Medical students learn of residencies at Match Day

March 22, 2010 | News, UToday
By Meghan Cunningham



Exclamations and tears of joy filled the Great Hall of Stranahan Theater last Thursday when fourth-year medical students discovered where they will train for their residencies.

Lydia Sahlani got a big hug from Erin Roesch after learning she will be heading to Columbus for her residency in emergency medicine at the Ohio State University College of Medicine. Roesch also will be at OSU for a residency in internal medicine.

Lydia Sahlani got a big hug from Erin Roesch after learning she will be heading to Columbus for her residency in emergency medicine at the Ohio State University College of Medicine. Roesch also will be at OSU for a residency in internal medicine.

The students had anxiously awaited the strike of noon on Match Day to open envelopes that would reveal the important information about where they will spend the next three to seven years of their lives.

“This is an important milestone, an important turning point in your life,” UT President Lloyd Jacobs told the soon-to-be-physicians. “There is no other turning point in your life, in my opinion, that is quite as important as this one.”

It was the day when Jessica Kingsberg learned she was headed for Kalamazoo, Mich., as one of the few women in the country in an orthopedic surgery residency program. She will be a resident at Michigan State University’s Kalamazoo Center for Medical Studies.

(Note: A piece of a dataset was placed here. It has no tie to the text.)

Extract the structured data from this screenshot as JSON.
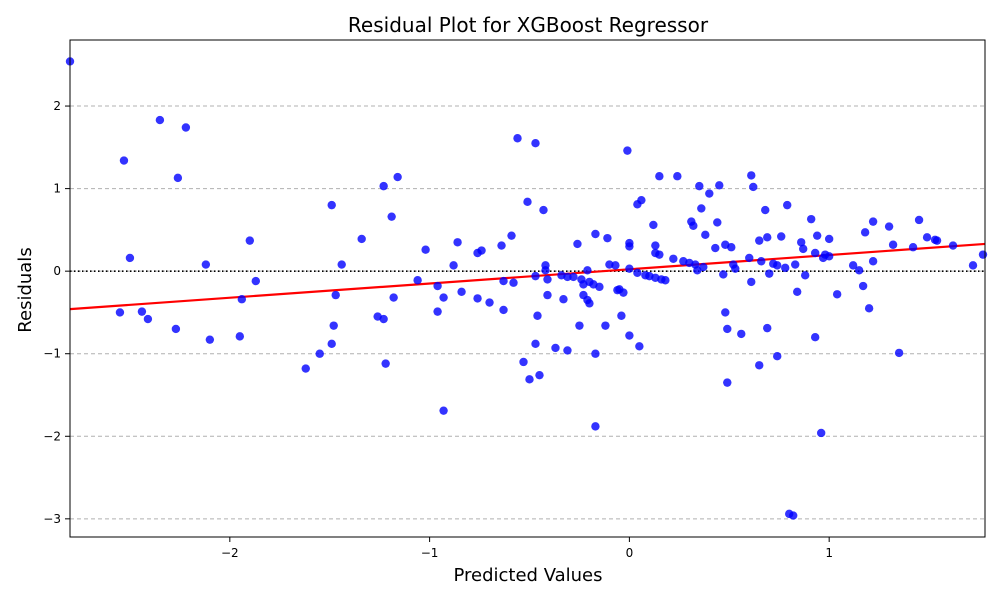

“Sports have always been important to me and what interested me with orthopedics was you get to give people their mobility back and give people their lives back,” Kingsberg said.

Stacey Hoffman is one of 14 students who will continue their training at The University of Toledo College of Medicine, where she will be a physical medicine and rehabilitation resident.

“I love this program and the physicians who teach in the program. This was my first choice,” Hoffman said. “It was hugely exciting and a big relief to open my letter and find out I was staying.”

Ohio remains the most popular place for UT students with 53, or 39 percent, staying in the Buckeye State, and 20 of those will remain in northwest Ohio.

UT medical students also matched with programs in 24 other states, with Michigan getting the second highest number with 19, followed by California, Kentucky and New York, each with six.

Competitive and prestigious institutions such as Harvard, Johns Hopkins and the Mayo Clinic continue to train UT graduates in their programs.

“This is not only a good match, but this is one of the best, if not the best, The University of Toledo College of Medicine has ever had,” Dr. Jeffrey P. Gold, UT Health Science Campus provost, executive vice president for health affairs and dean of the College of Medicine, said at the ceremony. “We are very proud of our students as they spread across the country to continue their education.”

Of the 137 graduating seniors who matched, 53, or 38.7 percent, were in primary care fields, and 84, or 61.3 percent, are entering other specialties.

The college had the highest number in history match with the specialties of anesthesiology, orthopedic surgery, pediatrics and psychiatry.